Como-Lecco, c’è lo studio per l’elettrificazione

Linea ferroviaria treno Como Lecco, stazione di Brenna Alzate

Elettrificazione della linea Como-Lecco, il progetto va avanti ma servono risorse. O meglio, quello illustrato da Rfi (società del gruppo Ferrovie dello Stato) in un’apposita commissione regionale, è lo studio di prefattibilità che si era, in parte, già visto in passato. Si è quindi ancora molto lontani dall’avvio di un possibile cantiere anche se si è fatto un piccolo passo avanti con l’illustrazione di slide esplicative e la diffusione di informazioni su tempi e costi.

L’opera, se si passerà alla fase dei lavori, costerà circa 80 milioni di euro e non vedrà l’avvio prima dell’inizio del 2023. Queste le notizie non proprio positive. Unico aspetto incoraggiante, a seconda della prospettiva, è che Rfi ha confermato di avere individuato le risorse necessarie da destinare alla progettazione definitiva e dunque il percorso, seppur molto lento e degno più di un convoglio a carbone che di uno elettrico, è partito.

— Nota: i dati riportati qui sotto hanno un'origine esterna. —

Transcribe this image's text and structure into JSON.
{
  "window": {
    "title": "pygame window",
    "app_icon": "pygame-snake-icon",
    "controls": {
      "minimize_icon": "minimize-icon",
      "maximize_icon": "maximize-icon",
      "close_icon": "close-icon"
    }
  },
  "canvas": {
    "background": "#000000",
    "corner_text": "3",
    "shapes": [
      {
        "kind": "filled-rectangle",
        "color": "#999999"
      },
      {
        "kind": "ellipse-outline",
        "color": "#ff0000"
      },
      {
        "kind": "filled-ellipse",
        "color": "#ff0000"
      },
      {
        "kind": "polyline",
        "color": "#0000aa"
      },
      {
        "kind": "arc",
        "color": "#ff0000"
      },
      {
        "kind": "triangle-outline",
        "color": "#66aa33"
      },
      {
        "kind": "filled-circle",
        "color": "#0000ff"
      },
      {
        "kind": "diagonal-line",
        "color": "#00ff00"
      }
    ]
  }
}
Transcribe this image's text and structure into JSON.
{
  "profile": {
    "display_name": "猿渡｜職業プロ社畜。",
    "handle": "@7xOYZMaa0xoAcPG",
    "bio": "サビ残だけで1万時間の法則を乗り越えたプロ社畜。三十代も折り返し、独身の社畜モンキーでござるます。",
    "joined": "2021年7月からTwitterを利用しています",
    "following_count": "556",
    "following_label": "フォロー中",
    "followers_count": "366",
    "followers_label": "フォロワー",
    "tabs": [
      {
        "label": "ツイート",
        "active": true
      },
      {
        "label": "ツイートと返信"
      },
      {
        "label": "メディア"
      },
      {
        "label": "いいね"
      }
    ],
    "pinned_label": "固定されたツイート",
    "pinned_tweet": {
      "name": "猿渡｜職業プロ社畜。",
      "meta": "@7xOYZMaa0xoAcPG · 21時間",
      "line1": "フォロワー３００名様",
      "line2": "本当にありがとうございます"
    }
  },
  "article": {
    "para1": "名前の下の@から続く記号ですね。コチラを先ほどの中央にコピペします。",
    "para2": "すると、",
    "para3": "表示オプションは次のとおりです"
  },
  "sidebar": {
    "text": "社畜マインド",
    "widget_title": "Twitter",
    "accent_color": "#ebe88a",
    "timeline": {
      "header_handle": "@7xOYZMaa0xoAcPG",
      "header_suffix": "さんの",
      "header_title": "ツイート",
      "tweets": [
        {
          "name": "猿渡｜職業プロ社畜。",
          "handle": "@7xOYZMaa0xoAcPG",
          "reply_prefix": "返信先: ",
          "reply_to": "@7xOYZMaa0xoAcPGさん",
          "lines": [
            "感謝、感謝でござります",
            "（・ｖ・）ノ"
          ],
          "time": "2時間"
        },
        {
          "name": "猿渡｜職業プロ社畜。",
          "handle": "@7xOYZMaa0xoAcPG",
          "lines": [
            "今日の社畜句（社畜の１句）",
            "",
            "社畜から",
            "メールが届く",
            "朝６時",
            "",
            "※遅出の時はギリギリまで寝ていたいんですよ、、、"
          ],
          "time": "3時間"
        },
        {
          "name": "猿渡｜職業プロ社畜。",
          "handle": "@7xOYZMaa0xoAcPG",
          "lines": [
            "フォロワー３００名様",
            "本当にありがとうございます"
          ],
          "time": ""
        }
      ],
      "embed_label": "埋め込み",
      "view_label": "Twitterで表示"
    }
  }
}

Il collegamento sarà realizzato in due fasi. La prima della lunghezza di 22 chilometri, da Como a Molteno, richiederà lavori di adeguamento di due gallerie e 8 cavalcaferrovia e poi nella seconda tratta – di 14 chilometri – da Molteno a Lecco si dovrà intervenire su 4 gallerie e 3 cavalcaferrovia. I dettagli tecnici non hanno placato le polemiche che da tempo quest’opera scatena. «Ora diventa importante recuperare risorse – dice il consigliere regionale del Movimento 5 Stelle, Raffaele Erba – Con la formazione del nuovo Governo centrale, chiamato a gestire le ingenti risorse del Recovery Plan, da quanto emerso oggi in audizione, c’è tempo fino al 2026 per inserire il progetto tra le opere finanziabili. Ora bisogna dimostrare nei fatti l’effettiva volontà di realizzarla e non ripetere nuovamente gli errori commessi nella gestione dei fondi olimpici». Riferimento all’esclusione fatta da parte di Regione Lombardia di quest’opera dall’elenco di quelle finanziate in vista dell’appuntamento olimpico del 2026.


«Ora abbiamo la conferma che la progettazione sta entrando in una nuova fase aprendo la possibilità per l’opera di rientrare tra i progetti candidabili per il Recovery Fund. Siamo davanti a un’opportunità unica per il territorio della provincia di Como e delle province limitrofe, in vista delle Olimpiadi e di un più generale potenziamento della mobilità su ferro», ha detto il consigliere regionale del Pd, Angelo Orsenigo.
«In realtà, senza smorzare troppo l’entusiasmo – è intervenuto in serata il sottosegretario alla presidenza di Regione Lombardia con delega ai Rapporti con il consiglio regionale, Fabrizio Turba – il progetto presentato da Rete Ferroviaria Italiana ripropone quello di un anno fa. Ciò sta a significare che in tutti questi mesi il precedente Governo ha solamente perso tempo e in Regione gli esponenti delle opposizioni in consiglio hanno cercato di nascondere tali fallimenti incolpando la giunta regionale».